The closest I've been able to find is curl localhost:2019/config/ but this doesn't exactly seem trivial to get back into a Caddyfile format.
And yes, I know, you're supposed to have backups to restore from. That's what I'm doing, it would just be a nice feature.
Or better: put your config in git.
This isn't in scope for Caddy to solve for you, tbh.
As you've seen, the Caddyfile adapter's job is simply to produce a JSON config, which is what Caddy actually runs with. So at runtime, there's no such thing as Caddyfile, it's just the resulting JSON config that exists.
This isn't in scope for Caddy to solve for you, tbh.
I never said it was, but this kind of attitude combined with obvious off topic solutions is pretty much what I expected.
There's already caddy adapt which converts a Caddyfile to JSON, it doesn't seem obviously "out of scope" to me to have the inverse functionality, but whatever. Feel free to close.
it doesn't seem obviously "out of scope" to me to have the inverse functionality
Easier said than done. There's no canonical translation from JSON to Caddyfile. The translation from Caddyfile is already lossy, so the way back can never be perfect.

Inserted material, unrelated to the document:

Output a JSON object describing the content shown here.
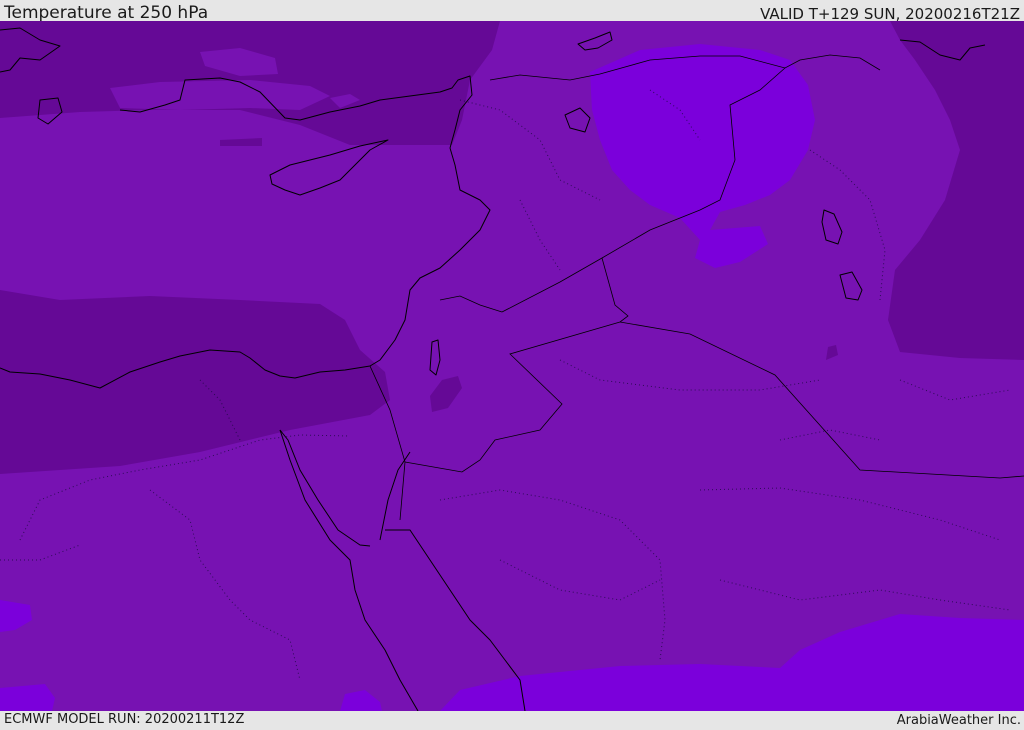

Francis' suggestion isn't off-topic. We just receive too many imperfect suggestions based on XY problems, so the first instinct is to drive towards best practice that would invalidate the problem to begin with.
No attitude, just explaining. Like @mohammed90 said, Caddyfile to JSON is a lossy conversion. For example there's no way to recreate the comments, matchers (and their names), site blocks in general, snippets, etc. All those are "magic" that gets collapsed or expanded in conversion, so there's no way to reverse it.
Also typically it's not the server process itself that's doing the adapting, when you run caddy reload it runs a new process that converts your config to JSON then sends it to the running server over the admin API. So the server never sees the Caddyfile and wouldn't be able to back anything up.
Really, it's your responsibility to manage and backup your config, just like with any other piece of software you have.